Jak mówił Tomasz Majka, wizyta ministra została odwołana przez Holendrów ze względów bezpieczeństwa. - Pojawiały się 2-3 dni temu doniesienia, że być może do wizyty nie dojdzie lub będzie opóźniona. Ostatecznie wczoraj władze holenderskie nie wpuściły tureckiego ministra spraw zagranicznych.
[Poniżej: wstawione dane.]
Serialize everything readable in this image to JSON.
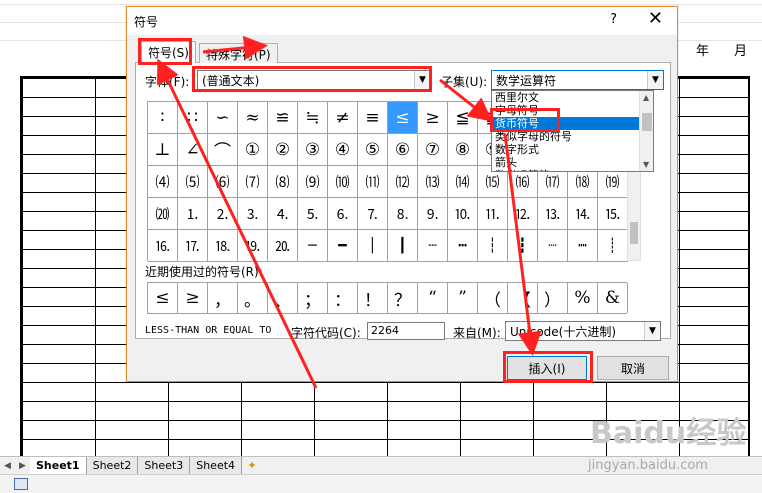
{
  "spreadsheet": {
    "header_year": "年",
    "header_month": "月",
    "sheet_tabs": [
      "Sheet1",
      "Sheet2",
      "Sheet3",
      "Sheet4"
    ]
  },
  "dialog": {
    "title": "符号",
    "help": "?",
    "close": "✕",
    "tabs": [
      "符号(S)",
      "特殊字符(P)"
    ],
    "font_label": "字体(F):",
    "font_value": "(普通文本)",
    "subset_label": "子集(U):",
    "subset_value": "数学运算符",
    "subset_options": [
      "西里尔文",
      "字母符号",
      "货币符号",
      "类似字母的符号",
      "数字形式",
      "箭头",
      "数学运算符"
    ],
    "subset_selected": "货币符号",
    "symbol_rows": [
      [
        "∶",
        "∷",
        "∽",
        "≈",
        "≌",
        "≒",
        "≠",
        "≡",
        "≤",
        "≥",
        "≦",
        "≧",
        "≮",
        "≯",
        "⊕",
        "⊙"
      ],
      [
        "⊥",
        "∠",
        "⌒",
        "①",
        "②",
        "③",
        "④",
        "⑤",
        "⑥",
        "⑦",
        "⑧",
        "⑨",
        "⑩",
        "⑪",
        "⑫",
        "⑬"
      ],
      [
        "⑷",
        "⑸",
        "⑹",
        "⑺",
        "⑻",
        "⑼",
        "⑽",
        "⑾",
        "⑿",
        "⒀",
        "⒁",
        "⒂",
        "⒃",
        "⒄",
        "⒅",
        "⒆"
      ],
      [
        "⒇",
        "⒈",
        "⒉",
        "⒊",
        "⒋",
        "⒌",
        "⒍",
        "⒎",
        "⒏",
        "⒐",
        "⒑",
        "⒒",
        "⒓",
        "⒔",
        "⒕",
        "⒖"
      ],
      [
        "⒗",
        "⒘",
        "⒙",
        "⒚",
        "⒛",
        "─",
        "━",
        "│",
        "┃",
        "┄",
        "┅",
        "┆",
        "┇",
        "┈",
        "┉",
        "┊"
      ]
    ],
    "recent_label": "近期使用过的符号(R):",
    "recent_symbols": [
      "≤",
      "≥",
      "，",
      "。",
      "、",
      "；",
      "：",
      "！",
      "？",
      "“",
      "”",
      "（",
      "【",
      "）",
      "%",
      "&"
    ],
    "char_name": "LESS-THAN OR EQUAL TO",
    "char_code_label": "字符代码(C):",
    "char_code": "2264",
    "from_label": "来自(M):",
    "from_value": "Unicode(十六进制)",
    "insert_button": "插入(I)",
    "cancel_button": "取消"
  },
  "watermark": {
    "brand": "Baidu经验",
    "url": "jingyan.baidu.com"
  },
  "colors": {
    "highlight": "#ff2020",
    "selection": "#3399ff",
    "dropdown_selection": "#0078d7"
  }
}
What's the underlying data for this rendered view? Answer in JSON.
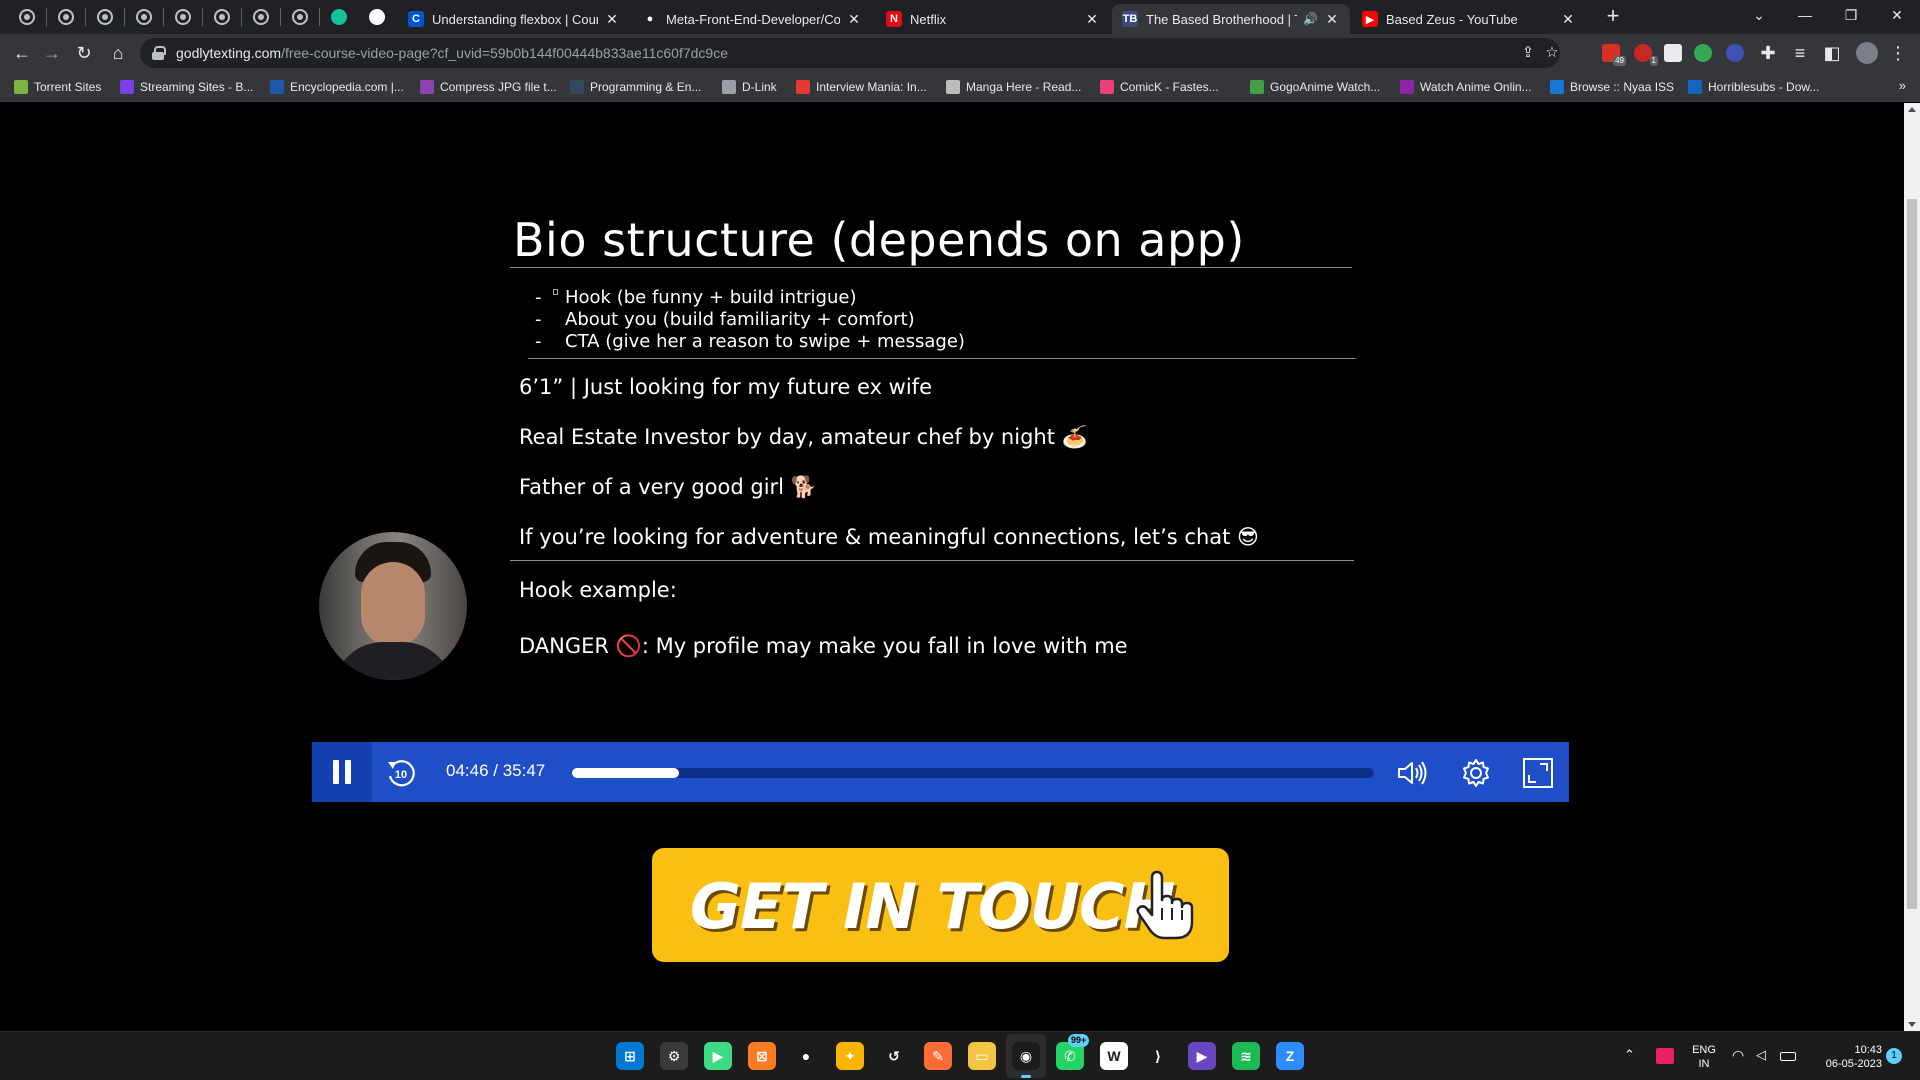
{
  "browser": {
    "pinned_tab_count": 8,
    "tabs": [
      {
        "title": "Understanding flexbox | Coursera",
        "favicon": "coursera-icon",
        "color": "#0056d2",
        "glyph": "C"
      },
      {
        "title": "Meta-Front-End-Developer/Cour",
        "favicon": "github-icon",
        "color": "#202124",
        "glyph": "●"
      },
      {
        "title": "Netflix",
        "favicon": "netflix-icon",
        "color": "#e50914",
        "glyph": "N"
      },
      {
        "title": "The Based Brotherhood | The",
        "favicon": "based-brotherhood-icon",
        "color": "#3c4a7a",
        "glyph": "TB",
        "active": true,
        "audio": true
      },
      {
        "title": "Based Zeus - YouTube",
        "favicon": "youtube-icon",
        "color": "#ff0000",
        "glyph": "▶"
      }
    ],
    "url_host": "godlytexting.com",
    "url_path": "/free-course-video-page?cf_uvid=59b0b144f00444b833ae11c60f7dc9ce",
    "extension_badges": {
      "ext1": "49",
      "ext2": "1"
    },
    "bookmarks": [
      {
        "label": "Torrent Sites",
        "color": "#7cb342"
      },
      {
        "label": "Streaming Sites - B...",
        "color": "#7b3fe4"
      },
      {
        "label": "Encyclopedia.com |...",
        "color": "#1e5aa8"
      },
      {
        "label": "Compress JPG file t...",
        "color": "#8e44ad"
      },
      {
        "label": "Programming & En...",
        "color": "#34495e"
      },
      {
        "label": "D-Link",
        "color": "#9aa0a6"
      },
      {
        "label": "Interview Mania: In...",
        "color": "#e53935"
      },
      {
        "label": "Manga Here - Read...",
        "color": "#bdbdbd"
      },
      {
        "label": "ComicK - Fastes...",
        "color": "#ec407a"
      },
      {
        "label": "GogoAnime Watch...",
        "color": "#43a047"
      },
      {
        "label": "Watch Anime Onlin...",
        "color": "#8e24aa"
      },
      {
        "label": "Browse :: Nyaa ISS",
        "color": "#1976d2"
      },
      {
        "label": "Horriblesubs - Dow...",
        "color": "#1565c0"
      }
    ]
  },
  "slide": {
    "title": "Bio structure (depends on app)",
    "bullets": [
      "Hook (be funny + build intrigue)",
      "About you (build familiarity + comfort)",
      "CTA (give her a reason to swipe + message)"
    ],
    "bio_lines": [
      "6’1” | Just looking for my future ex wife",
      "Real Estate Investor by day, amateur chef by night 🍝",
      "Father of a very good girl 🐕",
      "If you’re looking for adventure & meaningful connections, let’s chat 😎"
    ],
    "hook_heading": "Hook example:",
    "hook_example": "DANGER 🚫: My profile may make you fall in love with me"
  },
  "player": {
    "time": "04:46 / 35:47",
    "rewind_seconds": "10",
    "progress_fraction": 0.133
  },
  "cta": {
    "label": "GET IN TOUCH"
  },
  "taskbar": {
    "apps": [
      {
        "name": "start-icon",
        "color": "#0078d4",
        "glyph": "⊞"
      },
      {
        "name": "settings-icon",
        "color": "#3a3a3a",
        "glyph": "⚙"
      },
      {
        "name": "android-studio-icon",
        "color": "#3ddc84",
        "glyph": "▶"
      },
      {
        "name": "xampp-icon",
        "color": "#fb7a24",
        "glyph": "⊠"
      },
      {
        "name": "mongodb-icon",
        "color": "#1c1c1c",
        "glyph": "●"
      },
      {
        "name": "cyberduck-icon",
        "color": "#f7b500",
        "glyph": "✦"
      },
      {
        "name": "arrow-app-icon",
        "color": "#1c1c1c",
        "glyph": "↺"
      },
      {
        "name": "postman-icon",
        "color": "#ff6c37",
        "glyph": "✎"
      },
      {
        "name": "file-explorer-icon",
        "color": "#f4c542",
        "glyph": "▭"
      },
      {
        "name": "chrome-icon",
        "color": "#1c1c1c",
        "glyph": "◉",
        "active": true
      },
      {
        "name": "whatsapp-icon",
        "color": "#25d366",
        "glyph": "✆",
        "badge": "99+"
      },
      {
        "name": "app-w-icon",
        "color": "#ffffff",
        "glyph": "W"
      },
      {
        "name": "vscode-icon",
        "color": "#1c1c1c",
        "glyph": "⟩"
      },
      {
        "name": "clipchamp-icon",
        "color": "#6b46c1",
        "glyph": "▶"
      },
      {
        "name": "spotify-icon",
        "color": "#1db954",
        "glyph": "≋"
      },
      {
        "name": "zoom-icon",
        "color": "#2d8cff",
        "glyph": "Z"
      }
    ],
    "language_line1": "ENG",
    "language_line2": "IN",
    "time": "10:43",
    "date": "06-05-2023",
    "notification_count": "1"
  }
}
Jak napisał w oświadczeniu premier Holandii Mark Rutte "zgromadzenia nie mogą wywoływać napięć społecznych, a obowiązkiem organizatorów jest zapewnienie bezpieczeństwa". Prezydent Erdogan powiedział, że "takie metody przypominają mu sposób działania faszystów i nazistów" – powiedział korespondent Polskiego Radia 24.

Zamiast szefa tureckiego MSZ, w Holandii pojawiła się minister ds. rodziny i polityki społecznej, która przebywała wtedy w Niemczech na podobnym spotkaniu. – Rząd turecki zdecydował, że ma ona pojechać do Holandii. Wtedy sytuacja była już naprawdę napięta, bo nie było wiadomo czy minister Fatma Betul Sayan wjedzie do Holandii. Pod konsulatem tureckim kolumna turecka została zablokowana i policjanci nie dopuścili, by minister weszła do budynku, w którym odbywało się spotkanie. Minister Fatma Betul Sayan mówiła, że to pogwałcenie Konwencji Praw Człowieka – relacjonował Majka.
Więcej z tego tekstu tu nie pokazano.